Wall Street had expected Microsoft to deliver an EPS of $0.71 on revenue of $25.26 billion. So yea, just like Facebook, Microsoft too beat those revenue estimates by almost half a billion !
Here’s a detailed chart for the second quarter :
And here are some key stats :
- Revenue was $23.8 billion GAAP, and $25.7 billion non-GAAP
- Operating income was $6.0 billion GAAP, and $7.9 billion non-GAAP
- Net income was $5.0 billion GAAP, and $6.3 billion non-GAAP
- Earnings per share was $0.62 GAAP, and $0.78 non-GAAP
Revenue in Productivity and Business Processes declined 2% (up 5% in constant currency) to $6.7 billion, with Office commercial products and cloud services revenue growing to 5% in constant currency, driven largely by Office 365 revenue growth of nearly 70% in constant currency.

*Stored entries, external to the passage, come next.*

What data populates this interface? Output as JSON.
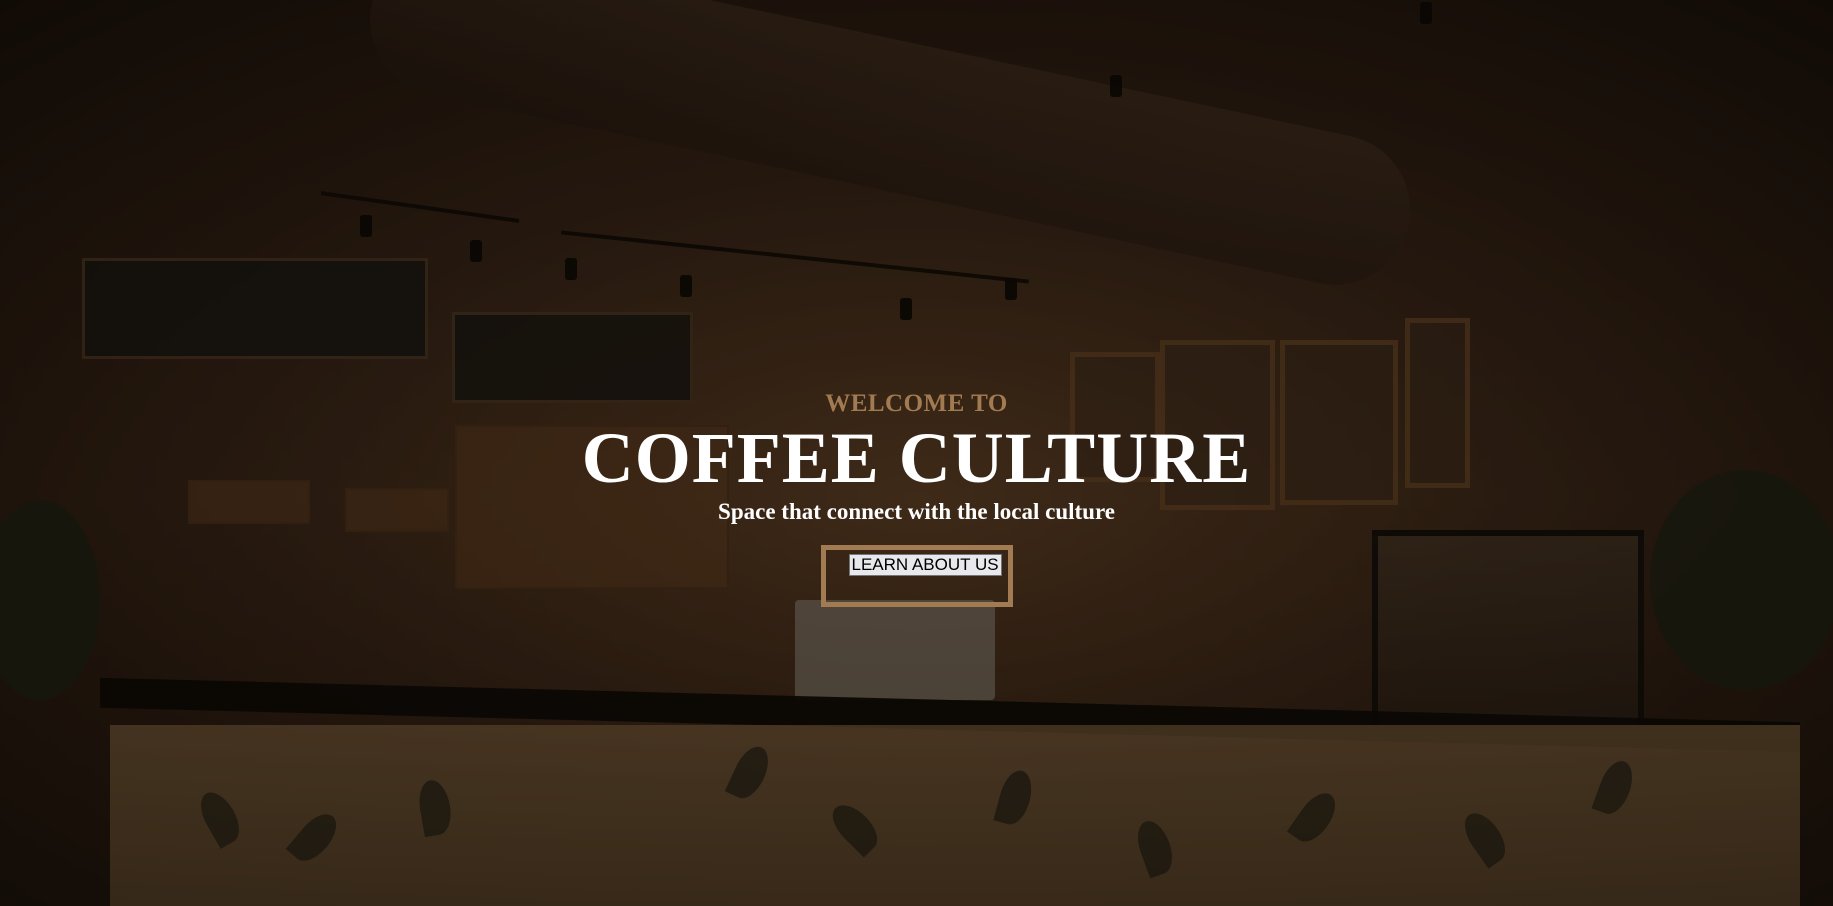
{
  "hero": {
    "eyebrow": "WELCOME TO",
    "title": "COFFEE CULTURE",
    "subtitle": "Space that connect with the local culture",
    "cta_label": "LEARN ABOUT US"
  },
  "colors": {
    "accent": "#a27b52",
    "title_text": "#ffffff",
    "background_dark": "#1a120c"
  },
  "background_image": {
    "subject": "dimly lit coffee shop interior with counter, chalkboard menus and display case"
  }
}
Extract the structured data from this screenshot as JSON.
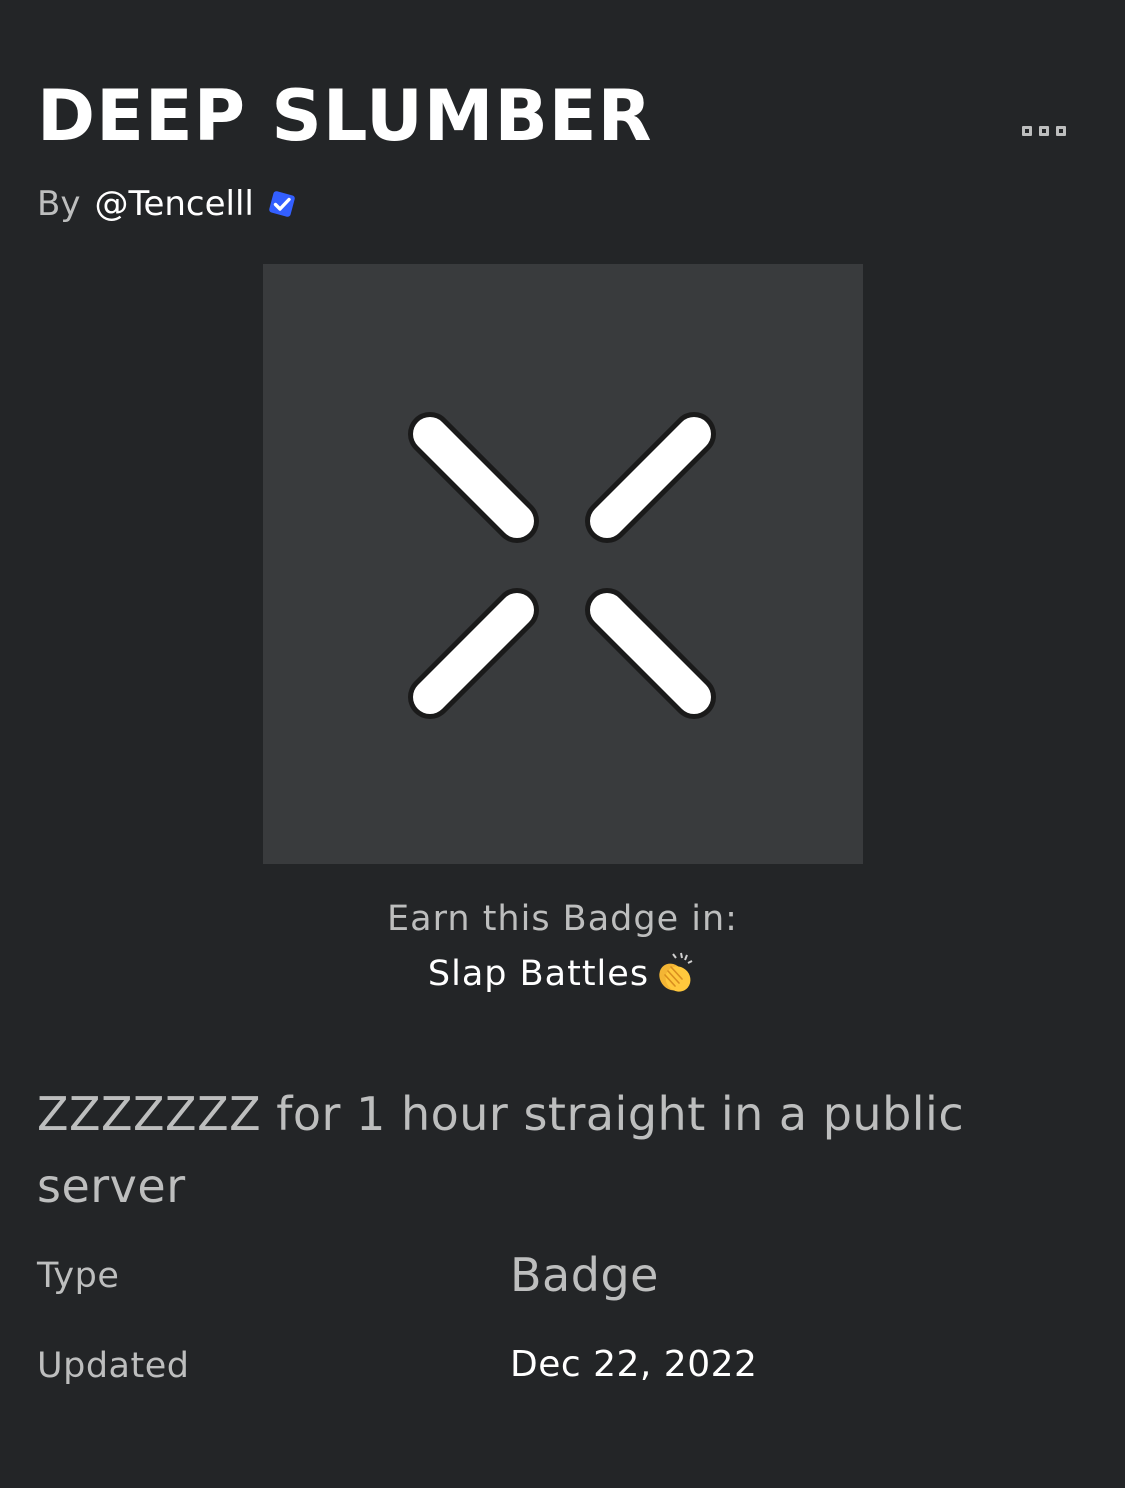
{
  "badge": {
    "title": "DEEP SLUMBER",
    "by_label": "By",
    "creator": "@Tencelll",
    "creator_verified": true,
    "image_icon": "sleeping-eyes-icon",
    "image_background": "#393b3d"
  },
  "earn": {
    "label": "Earn this Badge in:",
    "game_name": "Slap Battles",
    "game_icon": "clapping-hands-icon"
  },
  "description": "ZZZZZZZ for 1 hour straight in a public server",
  "details": {
    "type_label": "Type",
    "type_value": "Badge",
    "updated_label": "Updated",
    "updated_value": "Dec 22, 2022"
  },
  "menu": {
    "icon": "more-options-icon"
  },
  "colors": {
    "background": "#232527",
    "verified": "#335fff",
    "secondary_text": "#bdbebe"
  }
}
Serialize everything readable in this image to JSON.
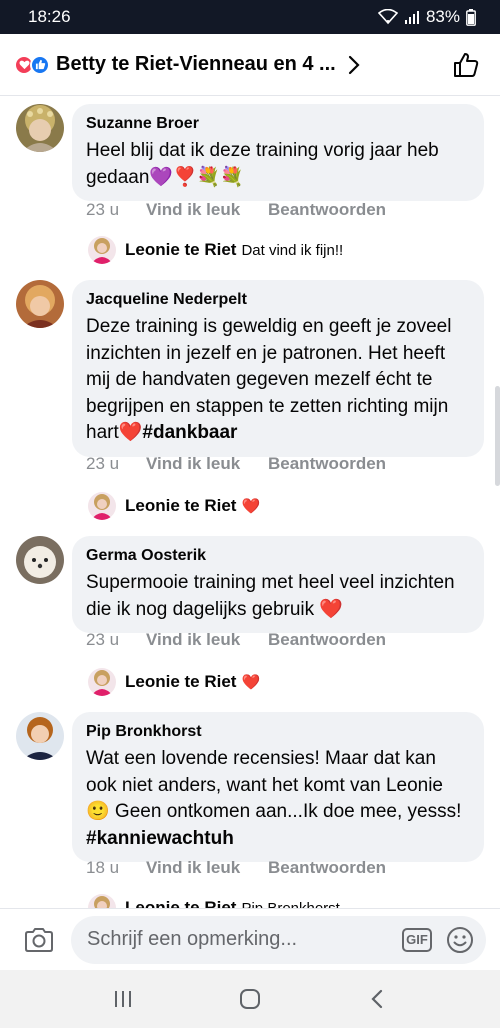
{
  "status_bar": {
    "time": "18:26",
    "battery": "83%",
    "icons": [
      "wifi-icon",
      "signal-icon",
      "battery-icon"
    ]
  },
  "header": {
    "title": "Betty te Riet-Vienneau en 4 ...",
    "reaction_icons": [
      "love-reaction-icon",
      "like-reaction-icon"
    ],
    "like_icon": "thumbs-up-icon"
  },
  "comments": [
    {
      "author": "Suzanne Broer",
      "text": "Heel blij dat ik deze training vorig jaar heb gedaan💜❣️💐💐",
      "time": "23 u",
      "like_label": "Vind ik leuk",
      "reply_label": "Beantwoorden",
      "reply": {
        "author": "Leonie te Riet",
        "text": "Dat vind ik fijn!!"
      }
    },
    {
      "author": "Jacqueline Nederpelt",
      "text": "Deze training is geweldig en geeft je zoveel inzichten in jezelf en je patronen. Het heeft mij de handvaten gegeven mezelf écht te begrijpen en stappen te zetten richting mijn hart❤️",
      "hashtag": "#dankbaar",
      "time": "23 u",
      "like_label": "Vind ik leuk",
      "reply_label": "Beantwoorden",
      "reply": {
        "author": "Leonie te Riet",
        "text": "❤️"
      }
    },
    {
      "author": "Germa Oosterik",
      "text": "Supermooie training met heel veel inzichten die ik nog dagelijks gebruik ❤️",
      "time": "23 u",
      "like_label": "Vind ik leuk",
      "reply_label": "Beantwoorden",
      "reply": {
        "author": "Leonie te Riet",
        "text": "❤️"
      }
    },
    {
      "author": "Pip Bronkhorst",
      "text": "Wat een lovende recensies! Maar dat kan ook niet anders, want het komt van Leonie 🙂 Geen ontkomen aan...Ik doe mee, yesss! ",
      "hashtag": "#kanniewachtuh",
      "time": "18 u",
      "like_label": "Vind ik leuk",
      "reply_label": "Beantwoorden",
      "reply": {
        "author": "Leonie te Riet",
        "text": "Pip Bronkhorst"
      }
    }
  ],
  "composer": {
    "placeholder": "Schrijf een opmerking...",
    "gif_label": "GIF"
  },
  "colors": {
    "status_bar_bg": "#121826",
    "bubble_bg": "#f0f2f5",
    "meta_text": "#8a8d91",
    "love_red": "#f33e58",
    "like_blue": "#1877f2"
  }
}
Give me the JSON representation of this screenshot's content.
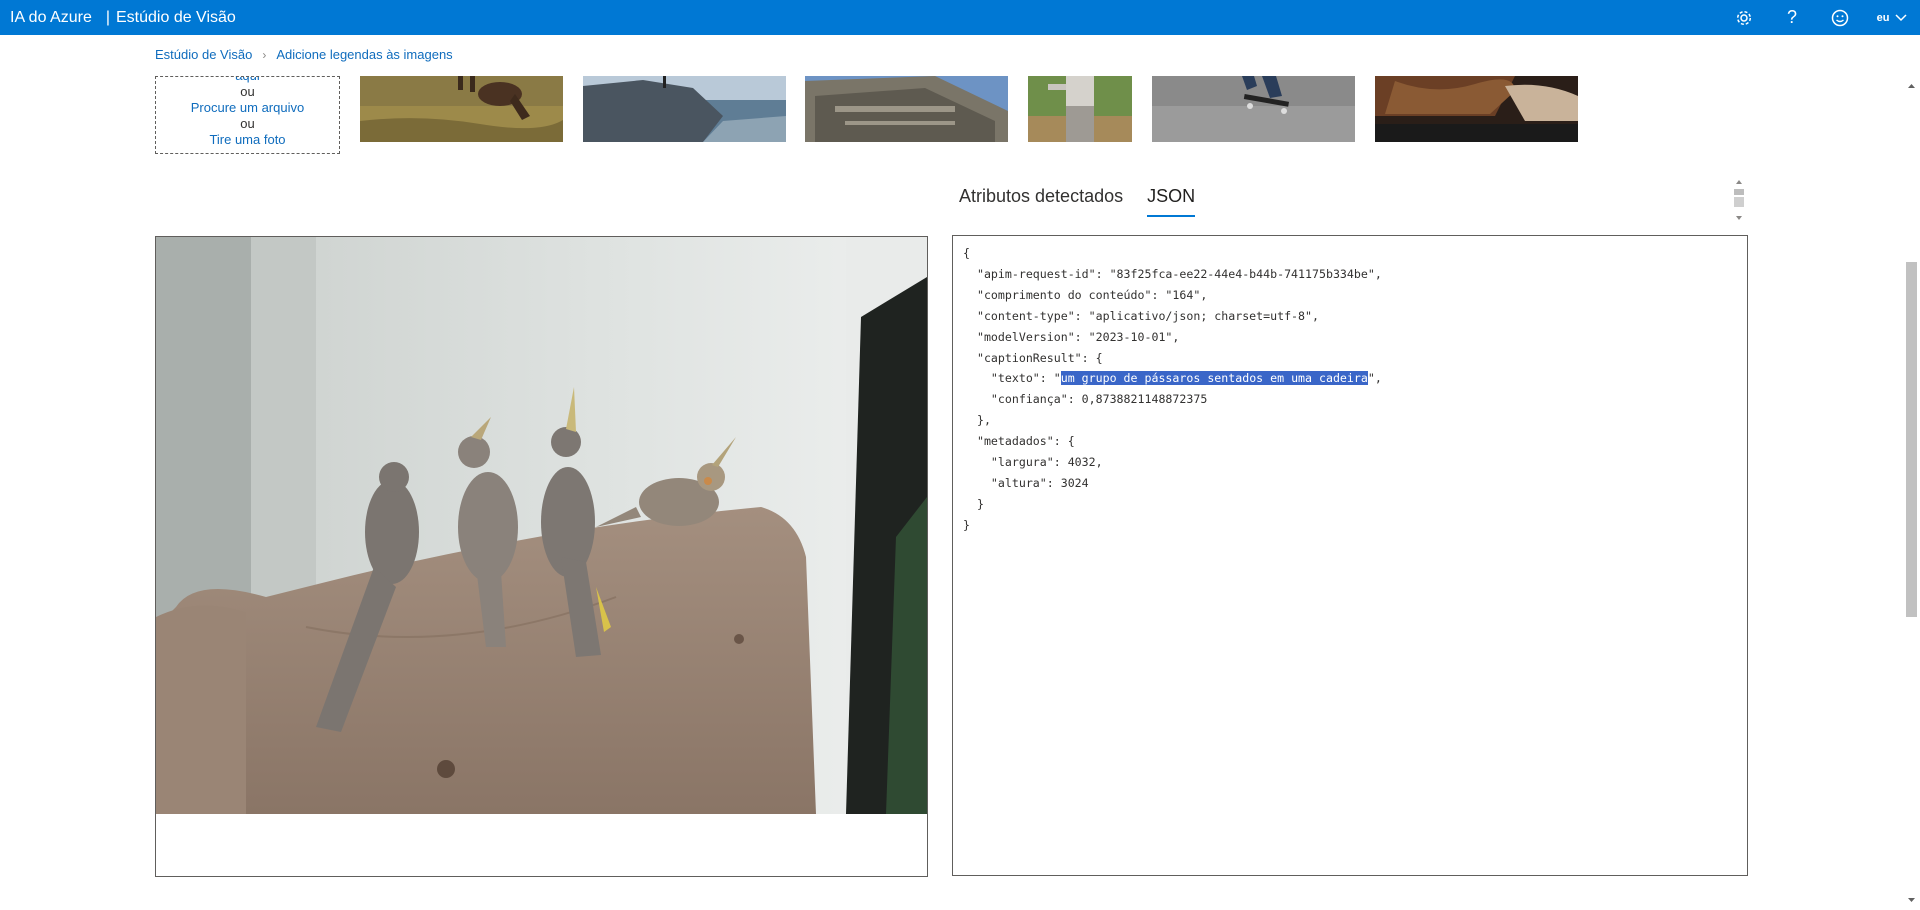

Office 365’s already massive consumer subscribers increased to 20.6 million while Dynamics revenue grew 11% in constant currency with Dynamics CRM Online seat adds more than doubling year-over-year for the fifth consecutive quarter
Cloud Goes Strong
Microsoft reported a 5% (up 11% in constant currency) growth in revenue from Intelligent Cloud, taking it to $6.3 billion.
Server products and cloud services revenue grew 10% in constant currency. Azure revenue grew a whopping 140% in constant currency with revenue from Azure premium services growing nearly 3x year-over-year.
Microsoft also highlighted, that over one third of the Fortune 500 have chosen its Enterprise Mobility solutions, up nearly 3x year-over-year
Personal computing however, continued to be a downer for MS, just like it has been for other tech giants. Revenue in More Personal Computing declined 5% (down 2% in constant currency) to $12.7 billion, with the following business highlights:
- Windows OEM revenue declined 5% in constant currency, outperforming the PC market, driven by higher consumer premium and mid-range device mix
- Surface revenue increased 29% in constant currency driven by the launch of Surface Pro 4 and Surface Book
- Phone revenue declined 49% in constant currency reflecting our strategy change announced in July 2015
- Search advertising revenue excluding traffic acquisition costs grew 21% in constant currency with continued benefit from Windows 10 usage
- Xbox Live monthly active users grew 30% year-over-year to a record 48 million.